In an intriguing art-science collaboration, New Zealand scientists have compared the bacteria on artist, Billy Apple’s 46-year-old used toilet tissues to 2016 samples from the artist. Their findings substantiate growing evidence that a “core” part of our bacteria population remains stable as we age, and that at least some of the bacteria are actively selected by our genes.
This means that advances in personalised medicine may have to consider not only our individual genes, but also our unique microbiome – the population of microbes that live in and on us - and how the two interact.
It started with a conceptual work about art and life in New York, Excretory Wipings May 18-October 21, 1970, for which Apple collected his daily toilet tissues, soiled with excrement. Significantly, he recorded the time and date on each sample making them eligible for use by science. Born in New Zealand, Apple had attended London’s Royal College of Art then moved to New York in 1964. Part of the breaking wave of Pop Art, his works were always idea-driven and he went on to become a founding member of the Conceptual Art movement.
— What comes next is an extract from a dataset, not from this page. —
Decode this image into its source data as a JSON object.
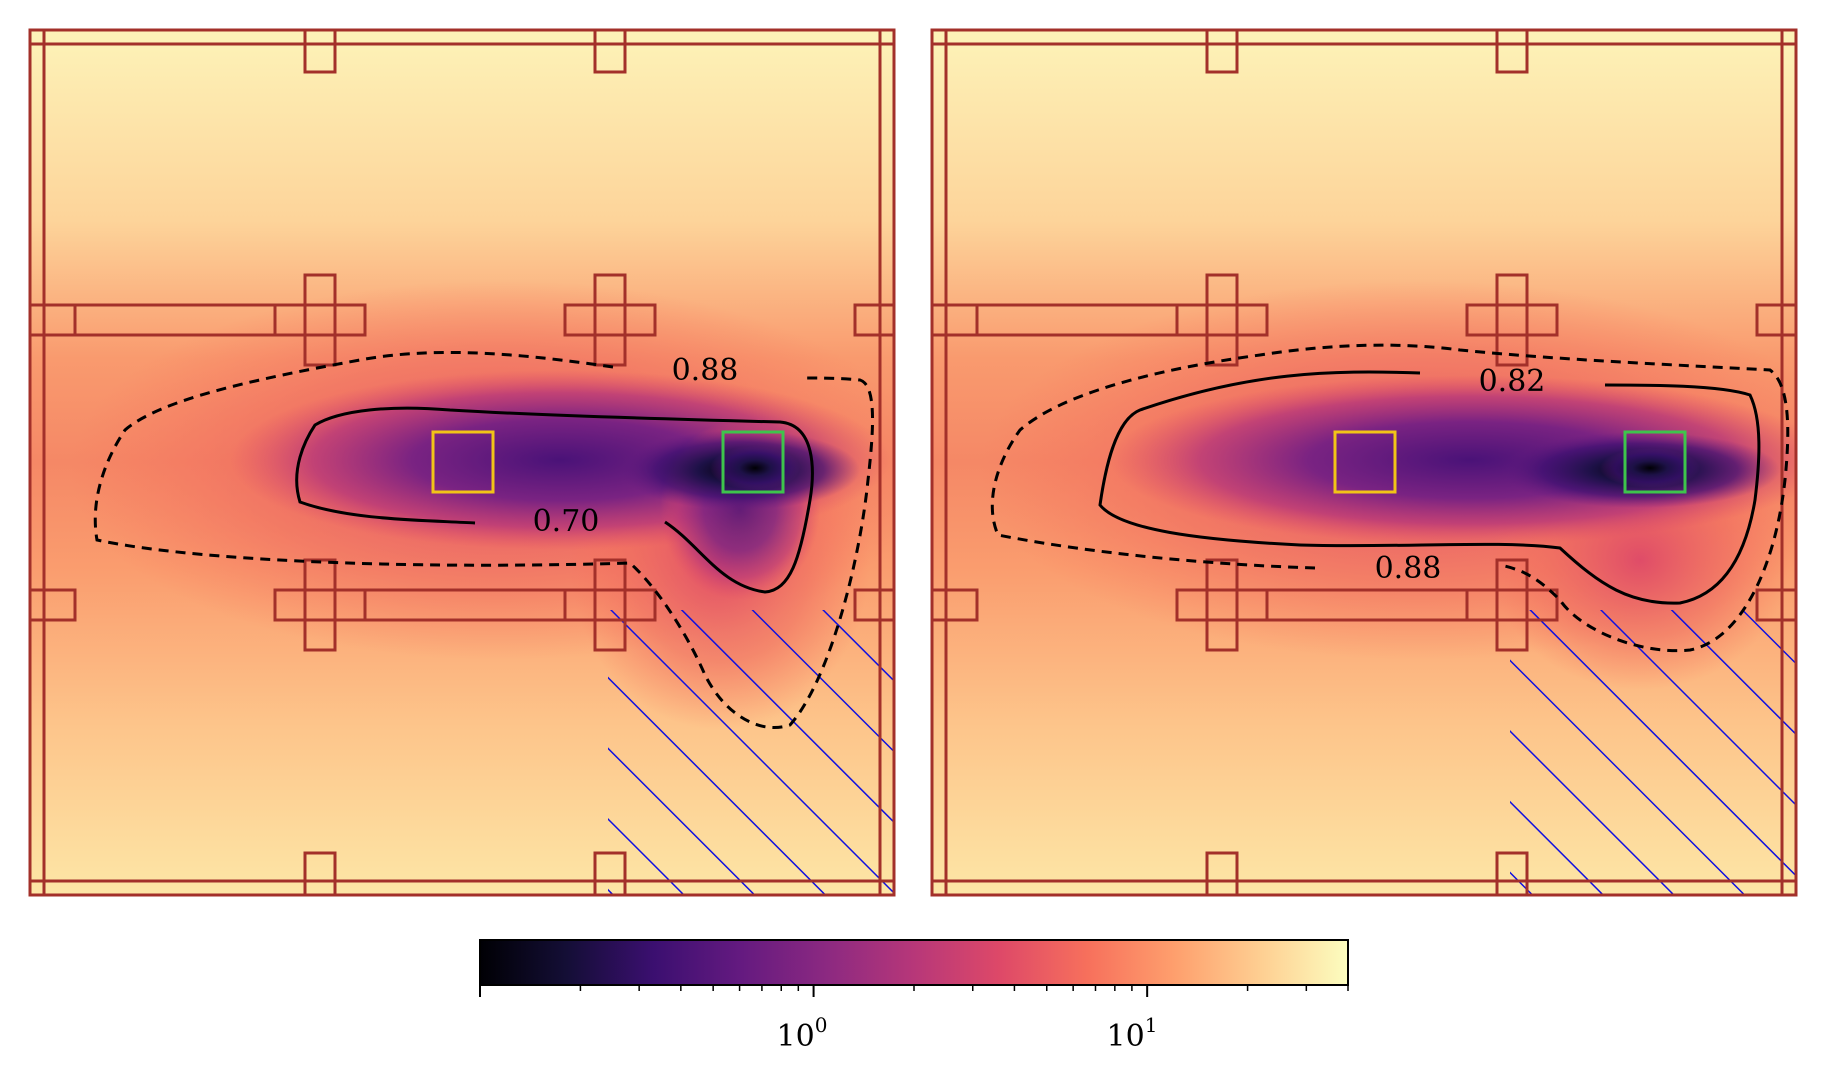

“I decided that I’d become the subject for any work I wanted to do,” says Apple, now 81, who changed his name in 1962 to rebrand himself as an art work, having come to see that art also works as a commodity in cultural markets. (In 2007, he had his name registered as a trademark while investigating the legal concept of intellectual property.)
Excretory Wipings was due to be exhibited in Apple’s 1974 exhibition at London’s Serpentine Gallery, and although the tissues were included in the accompanying publication, they were excluded from display. Fortuitously, Apple carefully stored the tissues.
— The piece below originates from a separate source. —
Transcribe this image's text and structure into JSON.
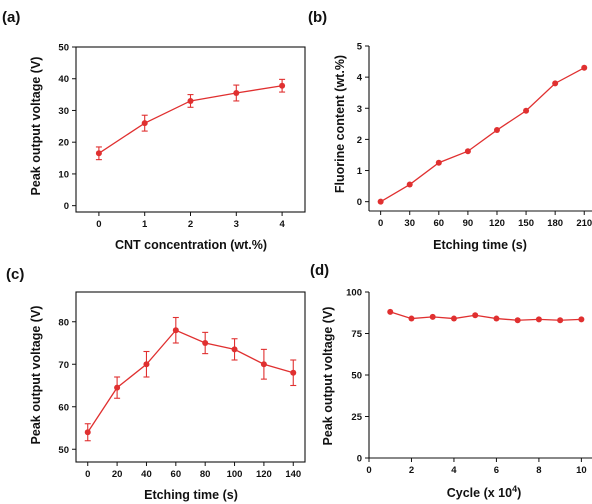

Fast-forward to June 2016, when a serendipitous meeting between Apple, now based in Auckland, and molecular biologist Dr Justin O’Sullivan seeded the idea for a study: Apple would produce new faecal samples so Dr O’Sullivan’s team could compare his gut bacteria from each period to see how they changed.
The findings have just been published in the Human Microbiome Journal with Apple as a co-author.
“This is a unique study because people don’t tend to keep the samples that are necessary to perform it. So nothing has been done on this time-scale before,” says Dr O’Sullivan, a Senior Research Fellow at the University of Auckland-based Liggins Institute.
Just as Apple’s art work challenged boundaries between what is and isn’t art, the findings challenge boundaries between what is us and what isn’t us.